Ces dernières années, l’Arabie Saoudite s’est engagée sur la voie de la réforme juridique, visant à moderniser son cadre judiciaire et à renforcer la prévisibilité des procédures. Un élément central de cette transformation est le passage d’un système juridique islamique non codifié à la codification des lois. Ce changement vise à instaurer la confiance des investisseurs et entreprises étrangers en offrant un environnement juridique plus transparent et fiable.

Les résultats de ces réformes ont été mis en lumière lors de la récente conférence internationale organisée par le Centre Saoudien d’Arbitrage Commercial (SCCA). Le ministre de la Justice, Walid Al Samaani, a présenté des statistiques illustrant l’engagement du système judiciaire à faire respecter les sentences arbitrales. En 2022, plus de 90 % des sentences arbitrales ont été exécutées malgré des demandes d’annulation, avec seulement cinq cas ayant abouti à une annulation partielle ou totale. Fait remarquable, aucune de ces annulations n’était fondée sur une violation de la charia ou de l’ordre public, bien que la loi saoudienne sur l’arbitrage de 2012 prévoie ces exceptions. Cela souligne le virage sérieux de l’Arabie Saoudite vers le respect des normes internationales en matière d’arbitrage.

Un autre jalon important dans ce processus de modernisation juridique a été l’adoption de la Loi sur les transactions civiles le 16 décembre 2023. Inspirée des codes civils d’autres pays du Moyen-Orient, notamment ceux de l’Égypte et des pays du CCG, cette loi a été adaptée pour respecter les principes de la charia islamique. Avec une application rétroactive, elle régit les accords et litiges existants, inaugurant une nouvelle ère de clarté et de cohérence juridiques.

Quatre éléments clés de cette nouvelle loi illustrent l’approche de modernisation de l’Arabie Saoudite :

  1. Bonne foi et abus de droit
    La loi impose aux parties contractantes d’agir de bonne foi, tant lors des négociations que dans l’exécution des contrats. Cela inclut la divulgation d’informations pertinentes et la conduite de négociations sérieuses. Le non-respect peut entraîner une responsabilité pour dommages. De plus, l’abus de droit contractuel est interdit, notamment lorsqu’il est exercé uniquement pour nuire ou lorsque le préjudice causé dépasse largement le bénéfice attendu.
  2. Délais de prescription
    La loi établit un délai de prescription général de dix ans pour l’introduction des actions.
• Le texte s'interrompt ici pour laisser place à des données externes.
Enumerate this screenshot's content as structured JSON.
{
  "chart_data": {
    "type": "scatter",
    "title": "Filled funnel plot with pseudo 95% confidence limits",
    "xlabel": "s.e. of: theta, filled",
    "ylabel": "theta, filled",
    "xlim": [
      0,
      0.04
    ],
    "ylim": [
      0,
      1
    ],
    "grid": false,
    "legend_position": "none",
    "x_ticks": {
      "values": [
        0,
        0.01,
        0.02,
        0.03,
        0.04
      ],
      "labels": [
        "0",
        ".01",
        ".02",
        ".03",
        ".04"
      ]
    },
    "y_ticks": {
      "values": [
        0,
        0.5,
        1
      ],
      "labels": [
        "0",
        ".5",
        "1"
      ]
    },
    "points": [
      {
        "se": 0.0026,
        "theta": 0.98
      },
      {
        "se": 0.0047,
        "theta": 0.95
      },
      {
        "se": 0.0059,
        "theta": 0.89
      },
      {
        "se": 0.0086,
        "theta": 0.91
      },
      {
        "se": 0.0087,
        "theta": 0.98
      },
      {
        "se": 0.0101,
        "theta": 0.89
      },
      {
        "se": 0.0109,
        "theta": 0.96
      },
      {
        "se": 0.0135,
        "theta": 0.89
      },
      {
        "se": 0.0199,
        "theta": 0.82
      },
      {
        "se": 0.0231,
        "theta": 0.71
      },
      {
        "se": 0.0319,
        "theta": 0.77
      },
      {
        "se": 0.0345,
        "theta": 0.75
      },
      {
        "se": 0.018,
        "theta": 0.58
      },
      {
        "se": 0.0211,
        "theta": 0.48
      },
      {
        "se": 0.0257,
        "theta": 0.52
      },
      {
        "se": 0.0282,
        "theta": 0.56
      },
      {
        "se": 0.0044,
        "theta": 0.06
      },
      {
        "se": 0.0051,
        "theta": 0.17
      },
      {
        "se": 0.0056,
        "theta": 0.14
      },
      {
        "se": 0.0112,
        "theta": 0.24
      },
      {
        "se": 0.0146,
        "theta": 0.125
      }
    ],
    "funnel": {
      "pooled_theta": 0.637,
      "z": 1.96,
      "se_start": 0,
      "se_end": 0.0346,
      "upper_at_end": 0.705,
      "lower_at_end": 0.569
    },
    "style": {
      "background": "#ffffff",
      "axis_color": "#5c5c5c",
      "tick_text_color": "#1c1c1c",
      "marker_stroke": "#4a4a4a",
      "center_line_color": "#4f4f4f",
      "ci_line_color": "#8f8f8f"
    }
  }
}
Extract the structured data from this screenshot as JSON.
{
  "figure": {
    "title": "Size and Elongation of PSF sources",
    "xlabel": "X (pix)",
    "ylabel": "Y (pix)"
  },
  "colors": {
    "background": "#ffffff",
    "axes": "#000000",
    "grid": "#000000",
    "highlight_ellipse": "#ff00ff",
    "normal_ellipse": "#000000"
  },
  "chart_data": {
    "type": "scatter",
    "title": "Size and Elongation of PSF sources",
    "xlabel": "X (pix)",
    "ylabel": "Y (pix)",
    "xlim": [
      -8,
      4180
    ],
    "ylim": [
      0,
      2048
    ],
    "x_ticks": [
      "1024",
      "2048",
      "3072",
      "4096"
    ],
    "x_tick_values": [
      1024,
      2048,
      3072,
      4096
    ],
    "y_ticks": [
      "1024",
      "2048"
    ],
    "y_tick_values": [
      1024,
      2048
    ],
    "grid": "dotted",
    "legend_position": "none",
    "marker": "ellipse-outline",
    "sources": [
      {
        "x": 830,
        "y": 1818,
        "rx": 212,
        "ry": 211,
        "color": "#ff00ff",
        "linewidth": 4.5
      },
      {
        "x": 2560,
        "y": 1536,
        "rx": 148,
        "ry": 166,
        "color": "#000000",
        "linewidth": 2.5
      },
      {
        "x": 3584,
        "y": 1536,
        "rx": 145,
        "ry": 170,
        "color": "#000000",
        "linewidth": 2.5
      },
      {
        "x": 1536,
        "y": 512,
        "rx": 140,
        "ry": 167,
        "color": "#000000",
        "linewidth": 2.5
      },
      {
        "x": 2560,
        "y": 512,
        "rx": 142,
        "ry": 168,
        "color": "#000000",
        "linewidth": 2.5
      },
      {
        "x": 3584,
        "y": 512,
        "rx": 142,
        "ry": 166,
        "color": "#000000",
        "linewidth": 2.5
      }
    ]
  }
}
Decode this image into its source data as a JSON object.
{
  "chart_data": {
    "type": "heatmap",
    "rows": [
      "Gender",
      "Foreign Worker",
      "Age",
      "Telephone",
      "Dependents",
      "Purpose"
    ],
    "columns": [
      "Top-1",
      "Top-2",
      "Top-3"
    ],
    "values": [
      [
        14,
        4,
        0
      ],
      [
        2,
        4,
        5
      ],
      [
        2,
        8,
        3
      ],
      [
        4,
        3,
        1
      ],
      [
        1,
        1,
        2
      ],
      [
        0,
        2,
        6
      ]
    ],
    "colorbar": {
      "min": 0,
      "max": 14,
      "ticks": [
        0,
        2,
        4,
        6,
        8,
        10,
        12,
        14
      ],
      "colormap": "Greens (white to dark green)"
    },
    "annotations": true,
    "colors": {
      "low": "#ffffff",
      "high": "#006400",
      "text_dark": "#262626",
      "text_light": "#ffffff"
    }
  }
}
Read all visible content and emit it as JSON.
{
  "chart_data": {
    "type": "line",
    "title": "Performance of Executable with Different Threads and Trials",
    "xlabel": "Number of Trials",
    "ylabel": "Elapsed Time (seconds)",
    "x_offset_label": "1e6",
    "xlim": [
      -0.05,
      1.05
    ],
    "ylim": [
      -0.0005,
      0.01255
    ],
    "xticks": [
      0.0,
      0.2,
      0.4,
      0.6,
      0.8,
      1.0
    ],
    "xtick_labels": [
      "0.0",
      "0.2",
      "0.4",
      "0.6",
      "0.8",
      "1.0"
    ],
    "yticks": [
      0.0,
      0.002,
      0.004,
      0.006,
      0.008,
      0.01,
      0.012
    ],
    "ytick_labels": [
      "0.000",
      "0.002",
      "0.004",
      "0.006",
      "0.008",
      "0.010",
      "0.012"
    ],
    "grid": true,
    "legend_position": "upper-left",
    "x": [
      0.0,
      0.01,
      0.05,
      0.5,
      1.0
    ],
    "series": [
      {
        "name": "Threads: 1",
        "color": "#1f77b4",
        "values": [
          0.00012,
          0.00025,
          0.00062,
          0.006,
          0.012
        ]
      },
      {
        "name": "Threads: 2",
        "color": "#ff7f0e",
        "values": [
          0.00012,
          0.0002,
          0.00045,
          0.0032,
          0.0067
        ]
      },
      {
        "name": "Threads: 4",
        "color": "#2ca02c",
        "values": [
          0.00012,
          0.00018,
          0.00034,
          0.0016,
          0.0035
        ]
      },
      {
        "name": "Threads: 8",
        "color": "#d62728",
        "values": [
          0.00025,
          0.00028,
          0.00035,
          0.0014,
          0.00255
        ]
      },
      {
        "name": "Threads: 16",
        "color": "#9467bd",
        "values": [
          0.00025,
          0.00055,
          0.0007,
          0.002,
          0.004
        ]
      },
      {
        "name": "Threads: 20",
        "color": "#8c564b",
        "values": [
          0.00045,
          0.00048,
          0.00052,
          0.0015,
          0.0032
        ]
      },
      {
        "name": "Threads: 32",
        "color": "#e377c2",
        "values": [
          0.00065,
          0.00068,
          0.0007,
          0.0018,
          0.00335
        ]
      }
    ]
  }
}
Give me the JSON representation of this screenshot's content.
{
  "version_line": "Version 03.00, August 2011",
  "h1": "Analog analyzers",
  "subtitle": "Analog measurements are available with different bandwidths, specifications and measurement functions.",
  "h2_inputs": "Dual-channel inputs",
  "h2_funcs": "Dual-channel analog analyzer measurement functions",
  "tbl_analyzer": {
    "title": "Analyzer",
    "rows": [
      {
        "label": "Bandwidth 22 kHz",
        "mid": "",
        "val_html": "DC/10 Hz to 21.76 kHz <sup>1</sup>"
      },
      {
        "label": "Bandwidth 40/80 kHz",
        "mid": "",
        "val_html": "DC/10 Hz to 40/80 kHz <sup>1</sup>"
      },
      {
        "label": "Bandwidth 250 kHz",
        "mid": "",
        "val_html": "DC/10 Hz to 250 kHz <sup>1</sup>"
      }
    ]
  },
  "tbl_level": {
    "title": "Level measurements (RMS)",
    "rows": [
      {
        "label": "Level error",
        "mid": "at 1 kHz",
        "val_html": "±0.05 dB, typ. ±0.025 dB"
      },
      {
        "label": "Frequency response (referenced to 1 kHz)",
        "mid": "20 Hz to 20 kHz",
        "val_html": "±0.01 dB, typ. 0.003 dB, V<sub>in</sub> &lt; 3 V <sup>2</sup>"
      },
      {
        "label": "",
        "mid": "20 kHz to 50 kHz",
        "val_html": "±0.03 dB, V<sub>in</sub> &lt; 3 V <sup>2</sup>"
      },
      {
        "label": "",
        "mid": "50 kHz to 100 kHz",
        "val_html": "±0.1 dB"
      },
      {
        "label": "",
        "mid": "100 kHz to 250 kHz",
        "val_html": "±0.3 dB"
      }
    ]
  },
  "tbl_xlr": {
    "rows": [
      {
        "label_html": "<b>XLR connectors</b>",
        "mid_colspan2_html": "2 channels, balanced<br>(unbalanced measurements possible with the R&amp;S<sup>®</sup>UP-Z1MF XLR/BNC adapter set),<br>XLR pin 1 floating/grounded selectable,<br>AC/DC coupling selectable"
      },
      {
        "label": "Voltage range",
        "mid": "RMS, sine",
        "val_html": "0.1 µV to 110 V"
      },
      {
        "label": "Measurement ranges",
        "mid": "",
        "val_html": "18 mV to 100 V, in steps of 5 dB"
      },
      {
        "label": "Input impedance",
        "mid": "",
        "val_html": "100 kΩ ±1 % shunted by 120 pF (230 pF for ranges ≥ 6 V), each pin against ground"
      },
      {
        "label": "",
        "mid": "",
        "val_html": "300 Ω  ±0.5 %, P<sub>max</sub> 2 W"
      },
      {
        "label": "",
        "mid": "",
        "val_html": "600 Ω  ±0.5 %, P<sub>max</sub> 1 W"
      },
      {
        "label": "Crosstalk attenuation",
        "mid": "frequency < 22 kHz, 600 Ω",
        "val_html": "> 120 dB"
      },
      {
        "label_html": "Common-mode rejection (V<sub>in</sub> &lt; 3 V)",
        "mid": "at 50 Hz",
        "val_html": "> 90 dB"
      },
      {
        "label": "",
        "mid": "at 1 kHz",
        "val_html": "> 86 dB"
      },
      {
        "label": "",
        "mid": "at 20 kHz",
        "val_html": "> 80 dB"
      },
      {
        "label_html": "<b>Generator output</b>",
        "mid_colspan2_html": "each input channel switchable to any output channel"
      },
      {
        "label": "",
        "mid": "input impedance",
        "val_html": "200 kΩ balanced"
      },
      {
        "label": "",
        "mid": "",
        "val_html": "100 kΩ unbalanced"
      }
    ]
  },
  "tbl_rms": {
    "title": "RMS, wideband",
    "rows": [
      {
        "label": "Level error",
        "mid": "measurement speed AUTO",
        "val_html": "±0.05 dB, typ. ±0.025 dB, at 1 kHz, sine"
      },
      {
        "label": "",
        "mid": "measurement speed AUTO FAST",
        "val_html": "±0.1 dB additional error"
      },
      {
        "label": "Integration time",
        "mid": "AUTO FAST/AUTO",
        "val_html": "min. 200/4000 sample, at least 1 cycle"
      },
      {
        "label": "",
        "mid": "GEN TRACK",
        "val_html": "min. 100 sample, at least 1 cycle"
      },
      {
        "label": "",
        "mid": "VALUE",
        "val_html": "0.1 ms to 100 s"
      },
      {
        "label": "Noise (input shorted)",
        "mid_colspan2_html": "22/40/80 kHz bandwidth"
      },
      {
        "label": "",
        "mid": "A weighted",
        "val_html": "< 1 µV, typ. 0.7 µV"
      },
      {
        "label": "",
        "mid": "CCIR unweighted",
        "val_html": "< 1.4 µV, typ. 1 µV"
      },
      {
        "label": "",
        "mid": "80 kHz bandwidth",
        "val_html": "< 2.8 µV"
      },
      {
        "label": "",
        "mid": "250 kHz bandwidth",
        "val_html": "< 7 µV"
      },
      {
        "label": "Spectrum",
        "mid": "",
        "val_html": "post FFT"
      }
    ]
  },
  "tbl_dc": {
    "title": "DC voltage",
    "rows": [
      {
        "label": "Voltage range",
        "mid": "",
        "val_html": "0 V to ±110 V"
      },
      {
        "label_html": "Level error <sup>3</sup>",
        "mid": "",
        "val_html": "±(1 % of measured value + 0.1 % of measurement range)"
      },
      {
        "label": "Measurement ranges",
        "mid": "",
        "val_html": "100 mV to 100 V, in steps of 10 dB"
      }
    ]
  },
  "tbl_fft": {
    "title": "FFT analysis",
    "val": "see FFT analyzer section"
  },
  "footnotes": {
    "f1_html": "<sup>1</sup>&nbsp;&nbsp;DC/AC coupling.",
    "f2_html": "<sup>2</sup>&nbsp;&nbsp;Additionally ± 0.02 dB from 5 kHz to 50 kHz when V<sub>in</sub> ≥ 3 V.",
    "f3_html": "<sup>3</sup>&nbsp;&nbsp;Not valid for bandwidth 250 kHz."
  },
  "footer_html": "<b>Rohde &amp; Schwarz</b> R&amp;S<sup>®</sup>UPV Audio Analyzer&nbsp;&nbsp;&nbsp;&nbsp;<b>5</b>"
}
Conformément aux principes de la charia, ce délai n’éteint pas le droit lui-même, mais empêche simplement le recours judiciaire si le défendeur conteste la demande après expiration du délai.
  3. Indemnisation
    La loi reconnaît désormais la perte de profit, et encadre mieux les dommages-intérêts forfaitaires et moraux. Auparavant, seuls les préjudices directs étaient indemnisés. Les tribunaux pouvaient ajuster librement les montants convenus, mais la nouvelle loi limite cette possibilité aux cas de fraude ou de négligence grave. Quant aux dommages moraux, rarement accordés auparavant, ils sont désormais inclus dans l’indemnisation, bien qu’ils semblent ne s’appliquer qu’aux personnes physiques.
  4. Choix de la loi applicable
    La loi ne contient pas de dispositions explicites sur le choix de la loi applicable. Les tribunaux saoudiens appliqueront probablement le droit saoudien lorsqu’ils sont compétents, indépendamment des accords entre les parties ou de liens avec d’autres systèmes juridiques. Toutefois, deux exceptions importantes sont reconnues :

    • L’application de la CISG (Convention sur la vente internationale de marchandises) à partir du 1er septembre 2024, suite à l’adhésion de l’Arabie Saoudite.
    • L’inclusion d’une clause d’arbitrage, puisque la loi saoudienne sur l’arbitrage de 2012 permet aux parties de choisir la loi applicable à leurs litiges.

Dans l’ensemble, l’introduction de la Loi sur les transactions civiles constitue une avancée majeure vers la modernisation du système juridique saoudien et le renforcement de son attractivité pour les investisseurs. En apportant clarté et prévisibilité, cette loi, ainsi que les autres réformes juridiques saoudiennes, vise à créer un environnement plus favorable aux affaires et au commerce dans le Royaume.